In fact, our engagement in community health and our bench to bedside (and back to bench) approach is part of what distinguishes us from the rest. Year-after-year, clinicians and scholars choose UAB over prestigious institutions. 

One of the many reasons I continue to call UAB home is the interdisciplinary nature of our approach to medicine and science. Our experts share a distinct willingness to work together on shared interests. The collaboration at UAB is unlike anywhere else in the country. Our health care teams and researchers connect relentlessly on methodologies, findings and outcomes.

Our unique approach is, in part, due to the high chronic disease burden in Alabama. The high prevalence of kidney disease, cardiometabolic disease, cancer, and diabetes in Alabama and the southeast region is striking due to many regional factors. Social determinants of health influence access to care, like the lack of nutritious foods or preventive education and a long-standing mistrust in medicine and research in rural areas. 

I have seen this collaborative spirit firsthand in the field as a nephrologist and as director of the O’Brien Center for Kidney Research. 

In fact, when I first came to UAB, I remember a researcher in Microbiology reaching out to me because of our shared interest in the same protein. It was a protein I researched for kidney disease that he was working on for tuberculosis (TB). I remember thinking, “I am not a TB researcher—I don’t know much about it—but I do know about the protein.” His informal communication led to a collaborative partnership with extramural grants, co-authored publications and co-mentorship of students and postdoctoral fellows. This process was academic, uncompetitive, and collegial in a way that was unfamiliar to me at first but resonated deeply on an inherent level.

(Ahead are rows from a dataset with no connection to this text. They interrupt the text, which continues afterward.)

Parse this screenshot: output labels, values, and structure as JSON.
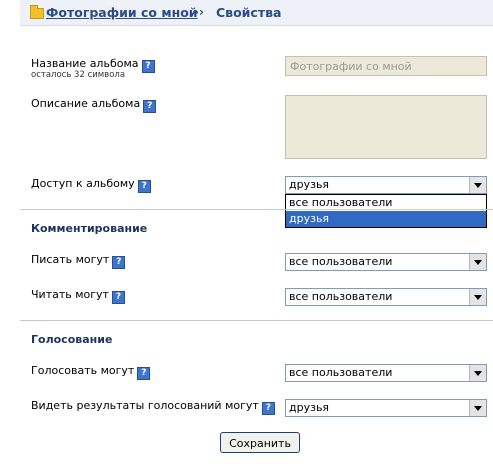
{
  "breadcrumb": {
    "album_link": "Фотографии со мной",
    "separator": "››",
    "current": "Свойства"
  },
  "help_glyph": "?",
  "album_name": {
    "label": "Название альбома",
    "remaining": "осталось 32 символа",
    "value": "Фотографии со мной"
  },
  "album_description": {
    "label": "Описание альбома",
    "value": ""
  },
  "access": {
    "label": "Доступ к альбому",
    "selected": "друзья",
    "options": [
      "все пользователи",
      "друзья"
    ]
  },
  "comments": {
    "heading": "Комментирование",
    "write": {
      "label": "Писать могут",
      "selected": "все пользователи"
    },
    "read": {
      "label": "Читать могут",
      "selected": "все пользователи"
    }
  },
  "voting": {
    "heading": "Голосование",
    "vote": {
      "label": "Голосовать могут",
      "selected": "все пользователи"
    },
    "results": {
      "label": "Видеть результаты голосований могут",
      "selected": "друзья"
    }
  },
  "save_button": "Сохранить",
  "colors": {
    "header_bg": "#eef1f8",
    "link": "#2b4c86",
    "selection": "#316ac5",
    "disabled_field": "#ece9d8"
  }
}
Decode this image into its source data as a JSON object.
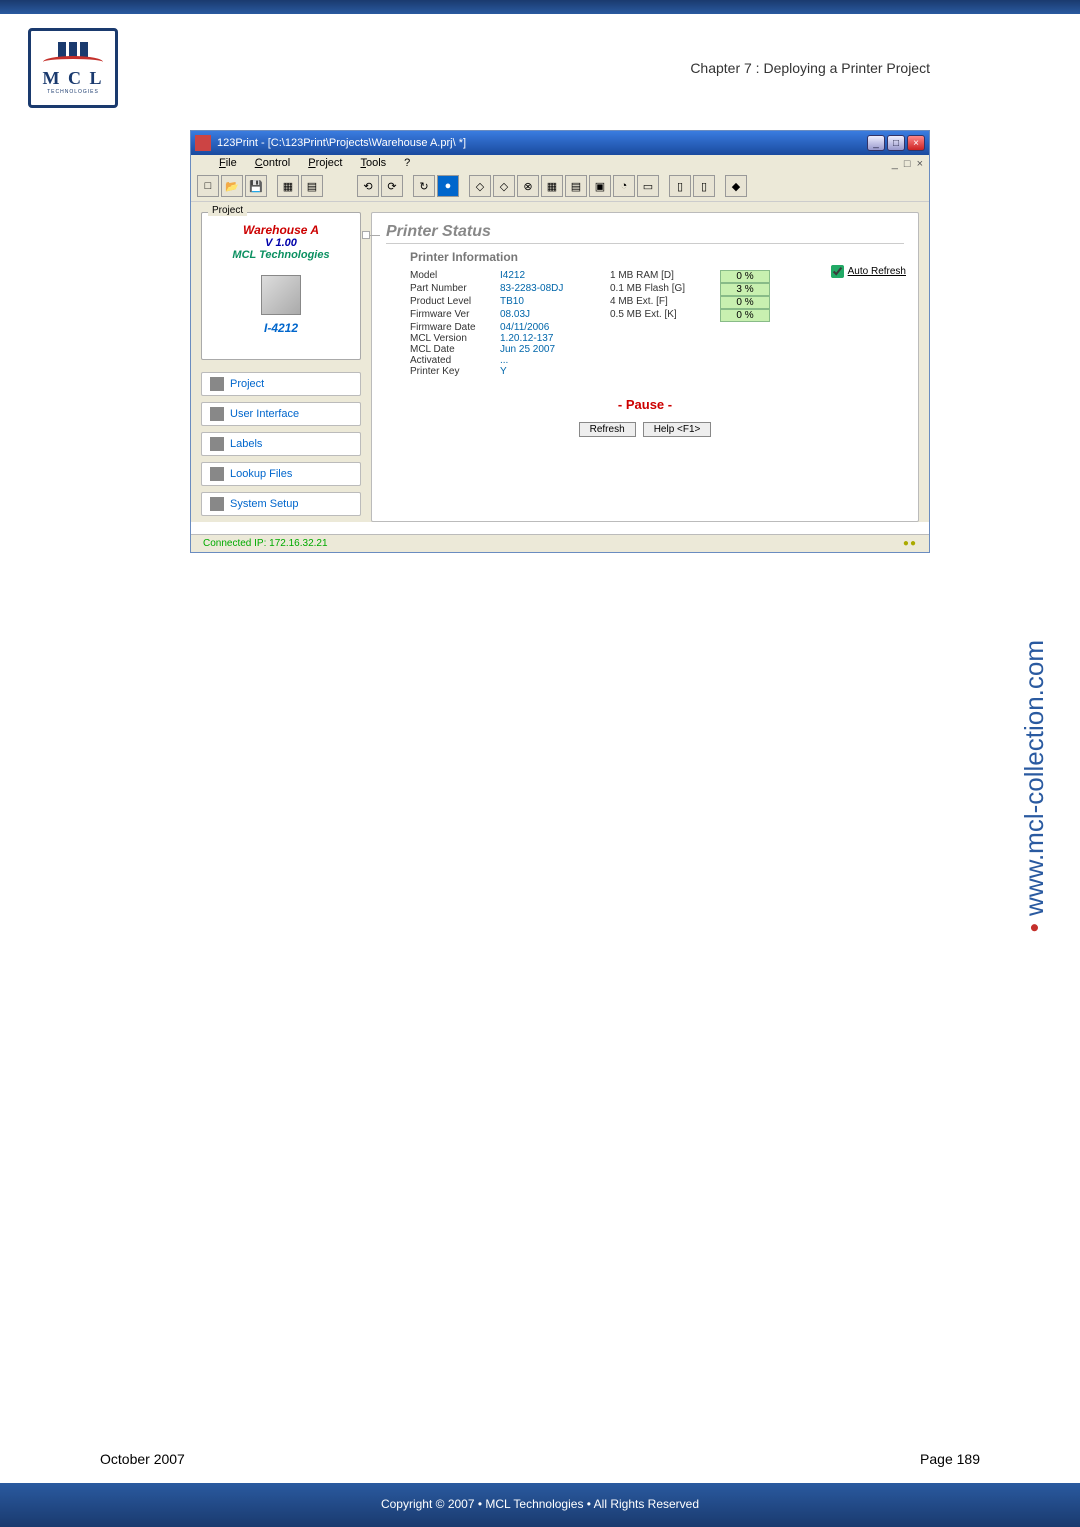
{
  "page": {
    "chapter_header": "Chapter 7 : Deploying a Printer Project",
    "date": "October 2007",
    "page_num": "Page 189",
    "copyright": "Copyright © 2007 • MCL Technologies • All Rights Reserved",
    "side_url": "www.mcl-collection.com"
  },
  "logo": {
    "txt": "M C L",
    "sub": "TECHNOLOGIES"
  },
  "window": {
    "title": "123Print - [C:\\123Print\\Projects\\Warehouse A.prj\\ *]",
    "menu": {
      "file": "File",
      "control": "Control",
      "project": "Project",
      "tools": "Tools",
      "help": "?"
    }
  },
  "project": {
    "tab": "Project",
    "name": "Warehouse A",
    "version": "V 1.00",
    "tech": "MCL Technologies",
    "model": "I-4212"
  },
  "nav": {
    "project": "Project",
    "ui": "User Interface",
    "labels": "Labels",
    "lookup": "Lookup Files",
    "sys": "System Setup"
  },
  "printer": {
    "title": "Printer Status",
    "sub": "Printer Information",
    "auto": "Auto Refresh",
    "info": {
      "model_l": "Model",
      "model_v": "I4212",
      "part_l": "Part Number",
      "part_v": "83-2283-08DJ",
      "prod_l": "Product Level",
      "prod_v": "TB10",
      "fw_l": "Firmware Ver",
      "fw_v": "08.03J",
      "fwd_l": "Firmware Date",
      "fwd_v": "04/11/2006",
      "mclv_l": "MCL Version",
      "mclv_v": "1.20.12-137",
      "mcld_l": "MCL Date",
      "mcld_v": "Jun 25 2007",
      "act_l": "Activated",
      "act_v": "...",
      "key_l": "Printer Key",
      "key_v": "Y"
    },
    "mem": {
      "ram_l": "1 MB RAM [D]",
      "ram_v": "0 %",
      "flash_l": "0.1 MB Flash [G]",
      "flash_v": "3 %",
      "extf_l": "4 MB Ext. [F]",
      "extf_v": "0 %",
      "extk_l": "0.5 MB Ext. [K]",
      "extk_v": "0 %"
    },
    "pause": "- Pause -",
    "refresh": "Refresh",
    "help": "Help <F1>"
  },
  "status": {
    "ip": "Connected IP: 172.16.32.21"
  }
}
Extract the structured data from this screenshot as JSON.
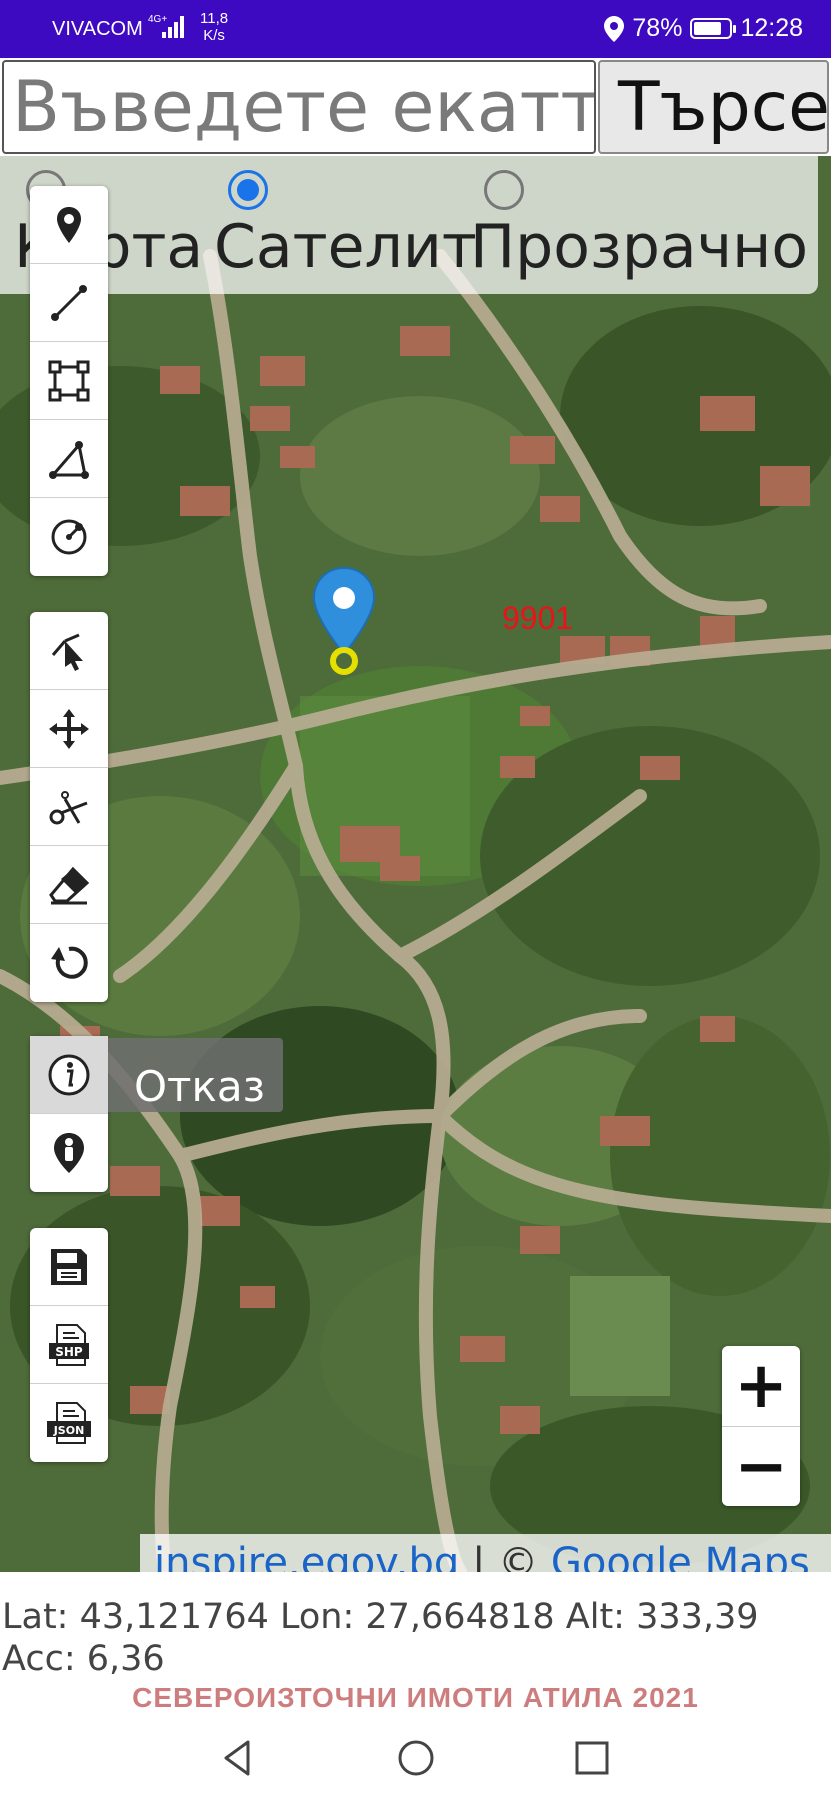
{
  "status_bar": {
    "carrier": "VIVACOM",
    "network": "4G+",
    "speed_value": "11,8",
    "speed_unit": "K/s",
    "battery_percent": "78%",
    "battery_level": 0.78,
    "time": "12:28"
  },
  "search": {
    "placeholder": "Въведете екатте",
    "button_label": "Търсене"
  },
  "layers": {
    "options": [
      {
        "label": "Карта",
        "checked": false
      },
      {
        "label": "Сателит",
        "checked": true
      },
      {
        "label": "Прозрачно",
        "checked": false
      }
    ]
  },
  "tools": {
    "draw_group": [
      "point-icon",
      "line-icon",
      "polygon-icon",
      "angle-icon",
      "circle-icon"
    ],
    "edit_group": [
      "select-icon",
      "move-icon",
      "cut-icon",
      "eraser-icon",
      "undo-icon"
    ],
    "info_group": [
      "info-icon",
      "locate-person-icon"
    ],
    "export_group": [
      "save-icon",
      "shp-export-icon",
      "json-export-icon"
    ],
    "shp_label": "SHP",
    "json_label": "JSON"
  },
  "cancel_label": "Отказ",
  "map": {
    "parcel_number": "9901",
    "marker_color": "#2f8fdc"
  },
  "zoom": {
    "in_label": "+",
    "out_label": "−"
  },
  "attribution": {
    "source": "inspire.egov.bg",
    "separator": " | © ",
    "provider": "Google Maps"
  },
  "coordinates": {
    "text": "Lat: 43,121764 Lon: 27,664818 Alt: 333,39 Acc: 6,36"
  },
  "footer_brand": "СЕВЕРОИЗТОЧНИ ИМОТИ АТИЛА 2021",
  "colors": {
    "status_bar": "#3d0ac2",
    "accent": "#1a73e8",
    "parcel_label": "#e8141a",
    "brand": "#cd7d7d"
  }
}
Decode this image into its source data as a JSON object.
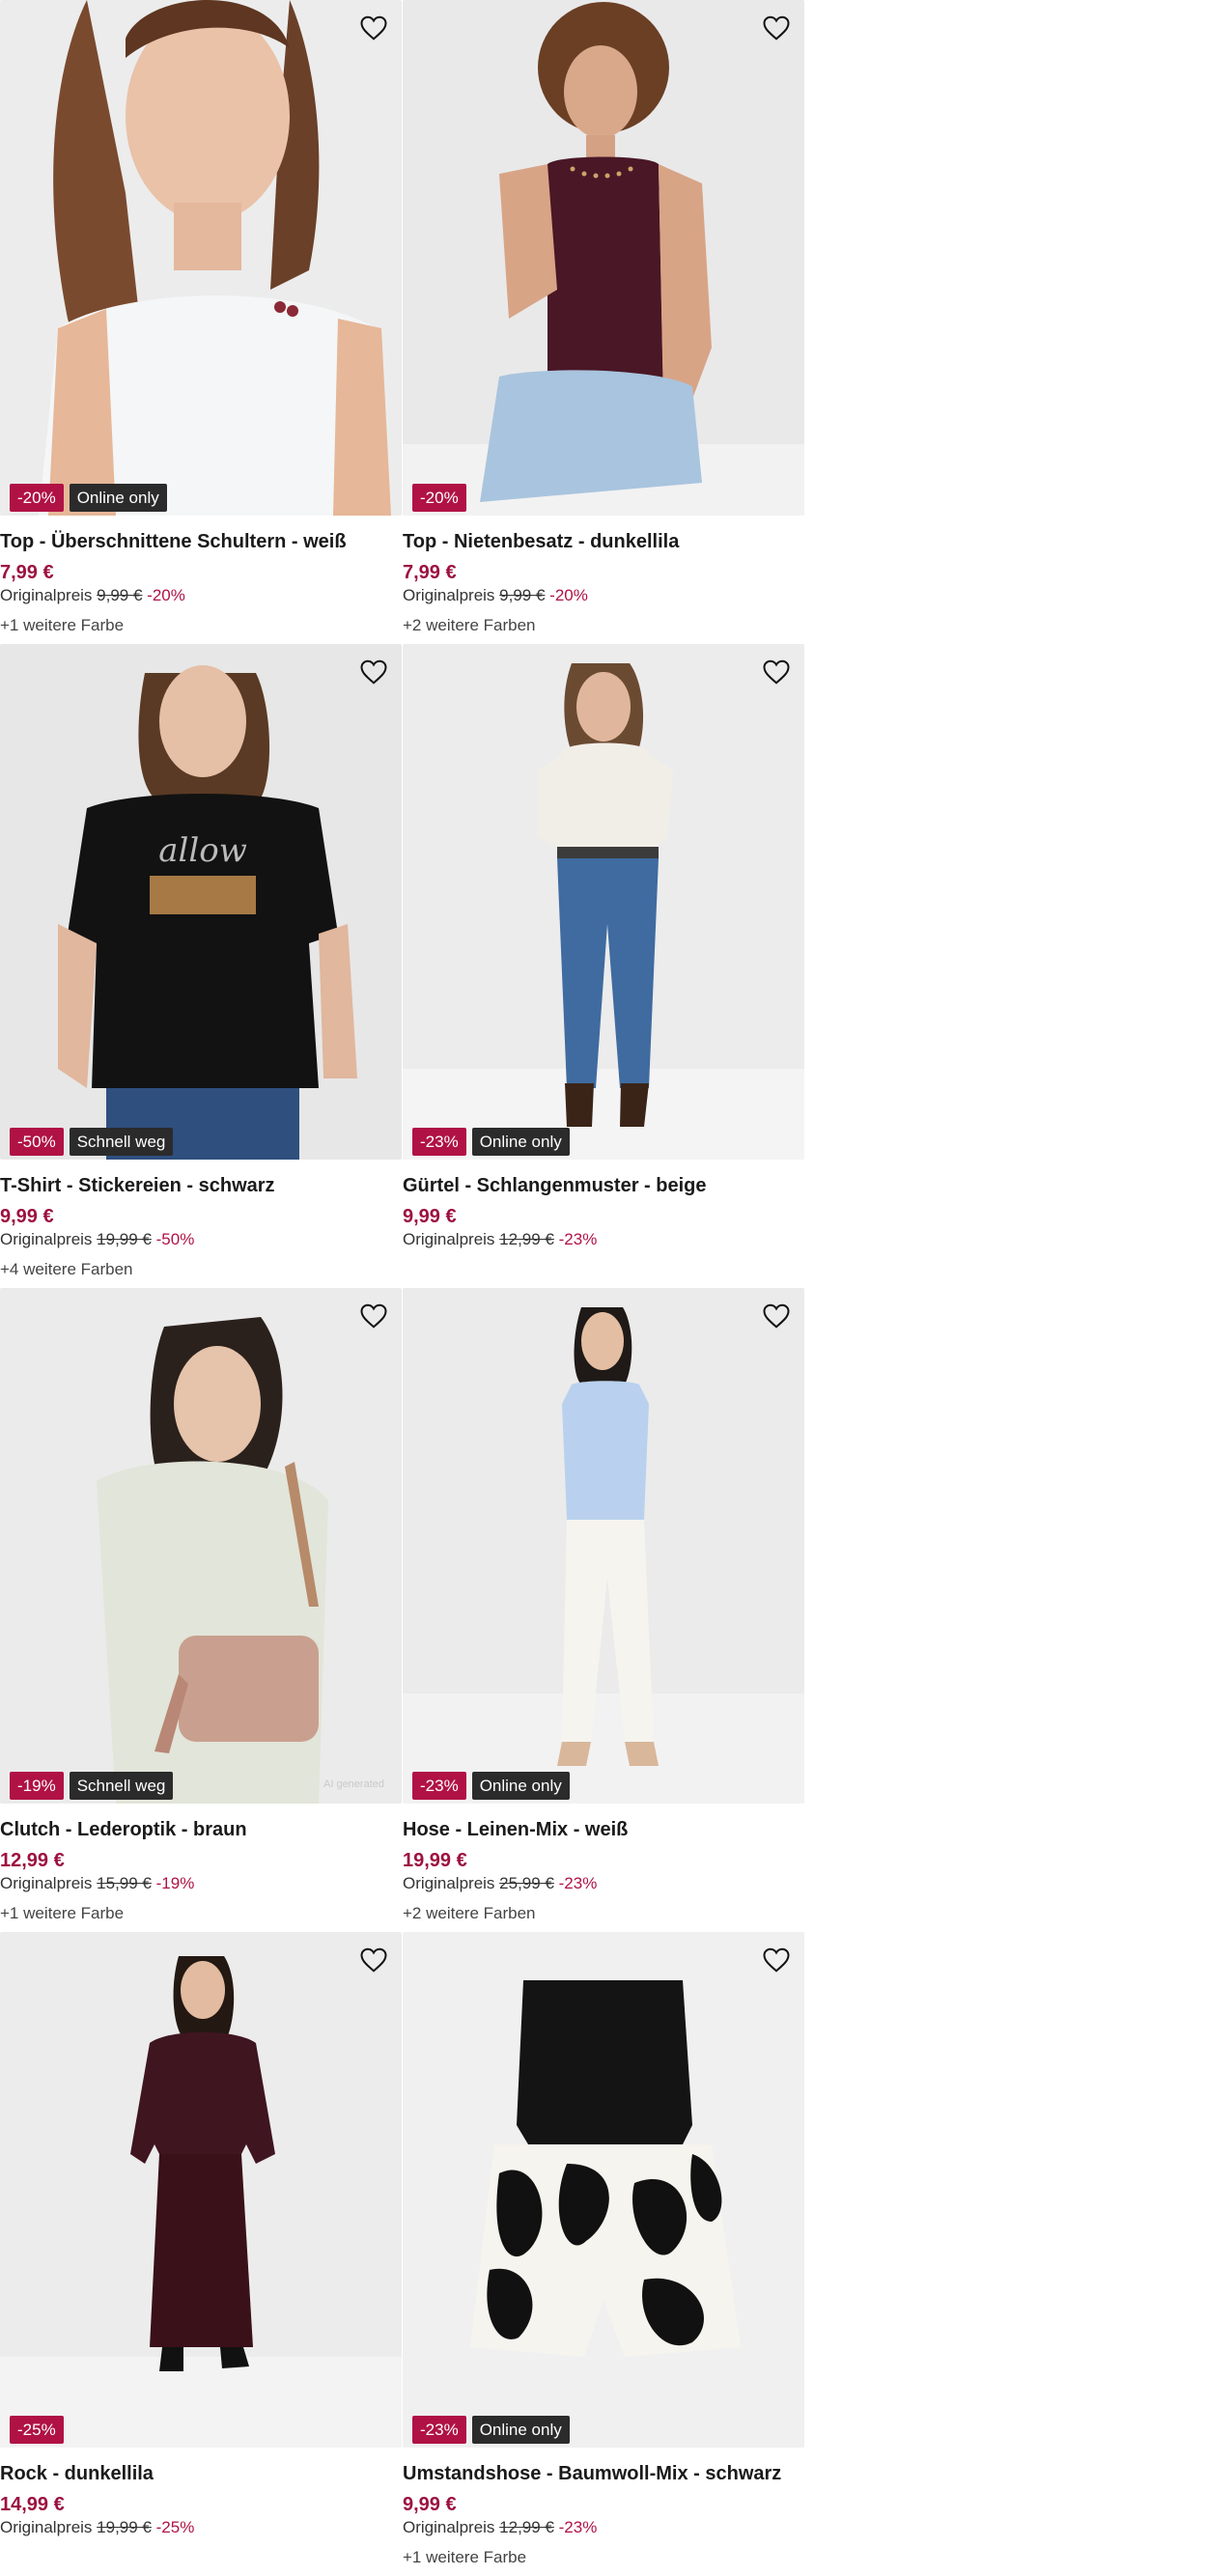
{
  "products": [
    {
      "title": "Top - Überschnittene Schultern - weiß",
      "price": "7,99 €",
      "orig_label": "Originalpreis",
      "orig_price": "9,99 €",
      "orig_discount": "-20%",
      "badge_discount": "-20%",
      "badge_label": "Online only",
      "colors": "+1 weitere Farbe",
      "image": "model-white-tank-top"
    },
    {
      "title": "Top - Nietenbesatz - dunkellila",
      "price": "7,99 €",
      "orig_label": "Originalpreis",
      "orig_price": "9,99 €",
      "orig_discount": "-20%",
      "badge_discount": "-20%",
      "badge_label": "",
      "colors": "+2 weitere Farben",
      "image": "model-purple-tank-top"
    },
    {
      "title": "T-Shirt - Stickereien - schwarz",
      "price": "9,99 €",
      "orig_label": "Originalpreis",
      "orig_price": "19,99 €",
      "orig_discount": "-50%",
      "badge_discount": "-50%",
      "badge_label": "Schnell weg",
      "colors": "+4 weitere Farben",
      "image": "model-black-tshirt"
    },
    {
      "title": "Gürtel - Schlangenmuster - beige",
      "price": "9,99 €",
      "orig_label": "Originalpreis",
      "orig_price": "12,99 €",
      "orig_discount": "-23%",
      "badge_discount": "-23%",
      "badge_label": "Online only",
      "colors": "",
      "image": "model-jeans-belt"
    },
    {
      "title": "Clutch - Lederoptik - braun",
      "price": "12,99 €",
      "orig_label": "Originalpreis",
      "orig_price": "15,99 €",
      "orig_discount": "-19%",
      "badge_discount": "-19%",
      "badge_label": "Schnell weg",
      "colors": "+1 weitere Farbe",
      "image": "model-clutch-bag",
      "footnote": "AI generated"
    },
    {
      "title": "Hose - Leinen-Mix - weiß",
      "price": "19,99 €",
      "orig_label": "Originalpreis",
      "orig_price": "25,99 €",
      "orig_discount": "-23%",
      "badge_discount": "-23%",
      "badge_label": "Online only",
      "colors": "+2 weitere Farben",
      "image": "model-white-trousers"
    },
    {
      "title": "Rock - dunkellila",
      "price": "14,99 €",
      "orig_label": "Originalpreis",
      "orig_price": "19,99 €",
      "orig_discount": "-25%",
      "badge_discount": "-25%",
      "badge_label": "",
      "colors": "",
      "image": "model-purple-skirt"
    },
    {
      "title": "Umstandshose - Baumwoll-Mix - schwarz",
      "price": "9,99 €",
      "orig_label": "Originalpreis",
      "orig_price": "12,99 €",
      "orig_discount": "-23%",
      "badge_discount": "-23%",
      "badge_label": "Online only",
      "colors": "+1 weitere Farbe",
      "image": "maternity-shorts-black-white"
    }
  ],
  "colors": {
    "discount": "#b01245",
    "label_bg": "#2b2b2b",
    "price": "#9c1240"
  },
  "icons": {
    "wishlist": "heart-outline-icon"
  }
}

Similarly, the ways our medical school and public health experts work together are boundless. Many of our clinicians and scientists have shared appointments with both the Heersink School of Medicine and the School of Public Health and School of Health Professions. While we each have our own departments and expertise, we do not have barriers for collaboration. This opens new lanes of possibility. 

The collaborative approach is traversable to partner institutions across the country and globally. An NIH-funded P-50 center—Forge AHEAD Center—led by MPIs Andrea Cherrington, M.D., and Gareth Dutton, Ph.D., is paving the way for health equity models that expand to a larger geographic region. Forge AHEAD is comprised of four institutions across Louisiana, Mississippi, and Alabama but is one of eleven in the national Health Equity Action Network.

Our passion for saving lives and bettering the communities at our doorstep is the most important facet of our work at UAB. Shared purpose is why we are so successful and why UAB is such a powerhouse in the Deep South. 

The next level for medicine and science globally is work that intersects expertise and areas of interest. UAB is paving the way for how to do that as we continue to work together in all we do.